Hey, remember when the doctors of Seattle Grace-Mercy West lived through a terrifying shooting incident that left several of their friends dead and many more wounded? Okay, Alex briefly mentions that he was once shot in the chest, but for the most part this is an episode about the horrors of gun violence that almost entirely ignores the horrific massacre that took place in Grey’s iconic sixth season finale. If you think those traumatic events might come up as the doctors discuss gun control, you’d be writing a stronger episode than this one.
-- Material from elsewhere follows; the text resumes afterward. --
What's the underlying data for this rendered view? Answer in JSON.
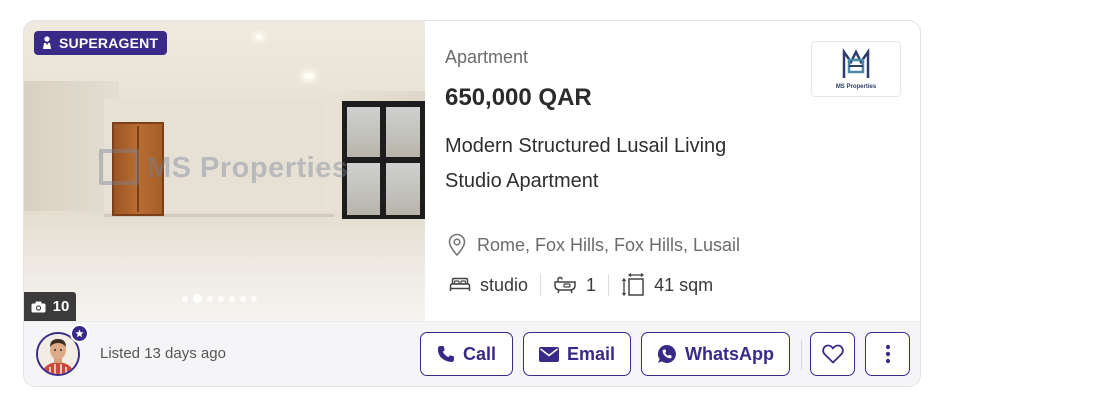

Meredith watched her husband get shot in front of her and then tried to convince the shooter to kill her instead of finishing him off. Even weirder, the story of an 8-year-old kid accidentally shooting his best friend and leaving him paralyzed shares equal screen time with a plot about the difficulties of… Grey’s mashes up heart-wrenching patient stories with lighter rom com stuff all the time, but the juxtaposition is especially jarring here because Grey’s wants “Trigger Happy” to be both a regular ole episode that touches on all the show’s ongoing plotlines and a “very special episode” that ends with a gun safety PSA.
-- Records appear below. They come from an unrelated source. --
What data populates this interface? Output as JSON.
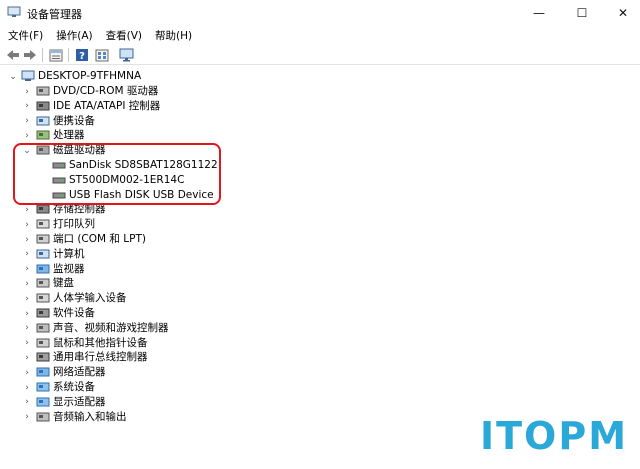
{
  "window": {
    "title": "设备管理器",
    "minimize_glyph": "—",
    "maximize_glyph": "☐",
    "close_glyph": "✕"
  },
  "menu": [
    "文件(F)",
    "操作(A)",
    "查看(V)",
    "帮助(H)"
  ],
  "toolbar": [
    {
      "name": "back-icon",
      "glyph": "◀"
    },
    {
      "name": "forward-icon",
      "glyph": "▶"
    },
    {
      "name": "properties-icon",
      "glyph": "▤"
    },
    {
      "name": "help-icon",
      "glyph": "?"
    },
    {
      "name": "details-icon",
      "glyph": "▦"
    },
    {
      "name": "monitor-icon",
      "glyph": "▣"
    }
  ],
  "tree": {
    "root": "DESKTOP-9TFHMNA",
    "items": [
      {
        "label": "DVD/CD-ROM 驱动器",
        "icon": "dvd-drive-icon",
        "expanded": false
      },
      {
        "label": "IDE ATA/ATAPI 控制器",
        "icon": "ide-controller-icon",
        "expanded": false
      },
      {
        "label": "便携设备",
        "icon": "portable-device-icon",
        "expanded": false
      },
      {
        "label": "处理器",
        "icon": "processor-icon",
        "expanded": false
      },
      {
        "label": "磁盘驱动器",
        "icon": "disk-drive-icon",
        "expanded": true,
        "children": [
          "SanDisk SD8SBAT128G1122",
          "ST500DM002-1ER14C",
          "USB Flash DISK USB Device"
        ]
      },
      {
        "label": "存储控制器",
        "icon": "storage-controller-icon",
        "expanded": false
      },
      {
        "label": "打印队列",
        "icon": "printer-icon",
        "expanded": false
      },
      {
        "label": "端口 (COM 和 LPT)",
        "icon": "port-icon",
        "expanded": false
      },
      {
        "label": "计算机",
        "icon": "computer-icon",
        "expanded": false
      },
      {
        "label": "监视器",
        "icon": "monitor-icon",
        "expanded": false
      },
      {
        "label": "键盘",
        "icon": "keyboard-icon",
        "expanded": false
      },
      {
        "label": "人体学输入设备",
        "icon": "hid-icon",
        "expanded": false
      },
      {
        "label": "软件设备",
        "icon": "software-device-icon",
        "expanded": false
      },
      {
        "label": "声音、视频和游戏控制器",
        "icon": "sound-icon",
        "expanded": false
      },
      {
        "label": "鼠标和其他指针设备",
        "icon": "mouse-icon",
        "expanded": false
      },
      {
        "label": "通用串行总线控制器",
        "icon": "usb-icon",
        "expanded": false
      },
      {
        "label": "网络适配器",
        "icon": "network-adapter-icon",
        "expanded": false
      },
      {
        "label": "系统设备",
        "icon": "system-device-icon",
        "expanded": false
      },
      {
        "label": "显示适配器",
        "icon": "display-adapter-icon",
        "expanded": false
      },
      {
        "label": "音频输入和输出",
        "icon": "audio-io-icon",
        "expanded": false
      }
    ]
  },
  "watermark": "ITOPM",
  "colors": {
    "highlight": "#e0161b",
    "watermark": "#2aa8d8"
  }
}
What makes this case so special other than the fact that Grey’s wanted to do an issue-based episode?
It should be said that what Grey’s is trying to do here is admirable.
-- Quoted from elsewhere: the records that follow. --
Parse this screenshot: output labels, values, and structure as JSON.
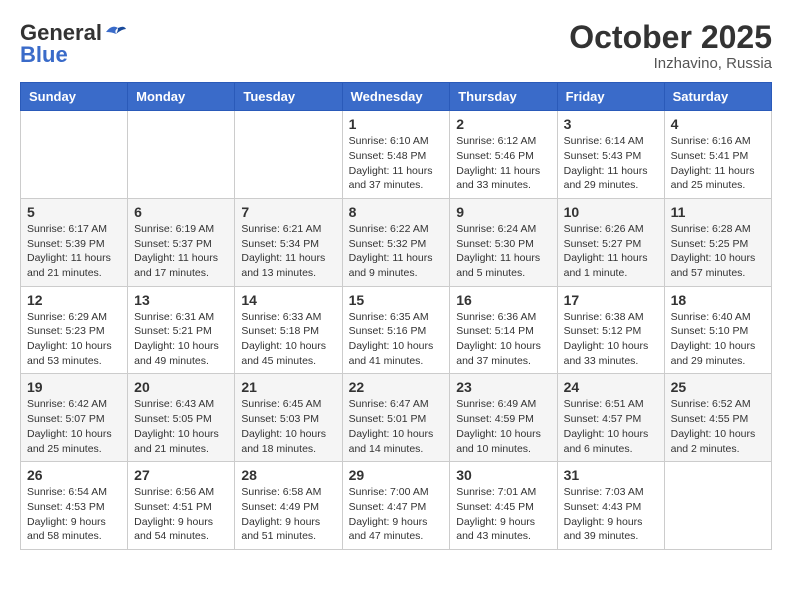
{
  "logo": {
    "general": "General",
    "blue": "Blue"
  },
  "title": "October 2025",
  "subtitle": "Inzhavino, Russia",
  "headers": [
    "Sunday",
    "Monday",
    "Tuesday",
    "Wednesday",
    "Thursday",
    "Friday",
    "Saturday"
  ],
  "weeks": [
    [
      {
        "day": "",
        "info": ""
      },
      {
        "day": "",
        "info": ""
      },
      {
        "day": "",
        "info": ""
      },
      {
        "day": "1",
        "info": "Sunrise: 6:10 AM\nSunset: 5:48 PM\nDaylight: 11 hours\nand 37 minutes."
      },
      {
        "day": "2",
        "info": "Sunrise: 6:12 AM\nSunset: 5:46 PM\nDaylight: 11 hours\nand 33 minutes."
      },
      {
        "day": "3",
        "info": "Sunrise: 6:14 AM\nSunset: 5:43 PM\nDaylight: 11 hours\nand 29 minutes."
      },
      {
        "day": "4",
        "info": "Sunrise: 6:16 AM\nSunset: 5:41 PM\nDaylight: 11 hours\nand 25 minutes."
      }
    ],
    [
      {
        "day": "5",
        "info": "Sunrise: 6:17 AM\nSunset: 5:39 PM\nDaylight: 11 hours\nand 21 minutes."
      },
      {
        "day": "6",
        "info": "Sunrise: 6:19 AM\nSunset: 5:37 PM\nDaylight: 11 hours\nand 17 minutes."
      },
      {
        "day": "7",
        "info": "Sunrise: 6:21 AM\nSunset: 5:34 PM\nDaylight: 11 hours\nand 13 minutes."
      },
      {
        "day": "8",
        "info": "Sunrise: 6:22 AM\nSunset: 5:32 PM\nDaylight: 11 hours\nand 9 minutes."
      },
      {
        "day": "9",
        "info": "Sunrise: 6:24 AM\nSunset: 5:30 PM\nDaylight: 11 hours\nand 5 minutes."
      },
      {
        "day": "10",
        "info": "Sunrise: 6:26 AM\nSunset: 5:27 PM\nDaylight: 11 hours\nand 1 minute."
      },
      {
        "day": "11",
        "info": "Sunrise: 6:28 AM\nSunset: 5:25 PM\nDaylight: 10 hours\nand 57 minutes."
      }
    ],
    [
      {
        "day": "12",
        "info": "Sunrise: 6:29 AM\nSunset: 5:23 PM\nDaylight: 10 hours\nand 53 minutes."
      },
      {
        "day": "13",
        "info": "Sunrise: 6:31 AM\nSunset: 5:21 PM\nDaylight: 10 hours\nand 49 minutes."
      },
      {
        "day": "14",
        "info": "Sunrise: 6:33 AM\nSunset: 5:18 PM\nDaylight: 10 hours\nand 45 minutes."
      },
      {
        "day": "15",
        "info": "Sunrise: 6:35 AM\nSunset: 5:16 PM\nDaylight: 10 hours\nand 41 minutes."
      },
      {
        "day": "16",
        "info": "Sunrise: 6:36 AM\nSunset: 5:14 PM\nDaylight: 10 hours\nand 37 minutes."
      },
      {
        "day": "17",
        "info": "Sunrise: 6:38 AM\nSunset: 5:12 PM\nDaylight: 10 hours\nand 33 minutes."
      },
      {
        "day": "18",
        "info": "Sunrise: 6:40 AM\nSunset: 5:10 PM\nDaylight: 10 hours\nand 29 minutes."
      }
    ],
    [
      {
        "day": "19",
        "info": "Sunrise: 6:42 AM\nSunset: 5:07 PM\nDaylight: 10 hours\nand 25 minutes."
      },
      {
        "day": "20",
        "info": "Sunrise: 6:43 AM\nSunset: 5:05 PM\nDaylight: 10 hours\nand 21 minutes."
      },
      {
        "day": "21",
        "info": "Sunrise: 6:45 AM\nSunset: 5:03 PM\nDaylight: 10 hours\nand 18 minutes."
      },
      {
        "day": "22",
        "info": "Sunrise: 6:47 AM\nSunset: 5:01 PM\nDaylight: 10 hours\nand 14 minutes."
      },
      {
        "day": "23",
        "info": "Sunrise: 6:49 AM\nSunset: 4:59 PM\nDaylight: 10 hours\nand 10 minutes."
      },
      {
        "day": "24",
        "info": "Sunrise: 6:51 AM\nSunset: 4:57 PM\nDaylight: 10 hours\nand 6 minutes."
      },
      {
        "day": "25",
        "info": "Sunrise: 6:52 AM\nSunset: 4:55 PM\nDaylight: 10 hours\nand 2 minutes."
      }
    ],
    [
      {
        "day": "26",
        "info": "Sunrise: 6:54 AM\nSunset: 4:53 PM\nDaylight: 9 hours\nand 58 minutes."
      },
      {
        "day": "27",
        "info": "Sunrise: 6:56 AM\nSunset: 4:51 PM\nDaylight: 9 hours\nand 54 minutes."
      },
      {
        "day": "28",
        "info": "Sunrise: 6:58 AM\nSunset: 4:49 PM\nDaylight: 9 hours\nand 51 minutes."
      },
      {
        "day": "29",
        "info": "Sunrise: 7:00 AM\nSunset: 4:47 PM\nDaylight: 9 hours\nand 47 minutes."
      },
      {
        "day": "30",
        "info": "Sunrise: 7:01 AM\nSunset: 4:45 PM\nDaylight: 9 hours\nand 43 minutes."
      },
      {
        "day": "31",
        "info": "Sunrise: 7:03 AM\nSunset: 4:43 PM\nDaylight: 9 hours\nand 39 minutes."
      },
      {
        "day": "",
        "info": ""
      }
    ]
  ]
}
It’s not even particularly taking a stance on gun control so much as it is reminding people how important gun safety is, particularly where children are involved.
Television, in actuality, is going through its microevolution, the speciation of the medium as we watch TV as we know it divide and isolate itself from its origins. Their narratives engage a variety of issues, often subversively, making excellent use of metaphor along the way.
And in its current phase of speciation, TV has developed superpowers. The characters are well-drawn and patiently constructed, crafted over decades.
That’s why it’s so strange that the episode doesn’t really drive home the idea that the doctors have a particular connection to gunshot victims because of what they went through during their own shooting.
Instead the episode seems to imply they’re invested simply because the idea of an injured kid is inherently sad. But these doctors deal with tragically sick/injured kids every single day.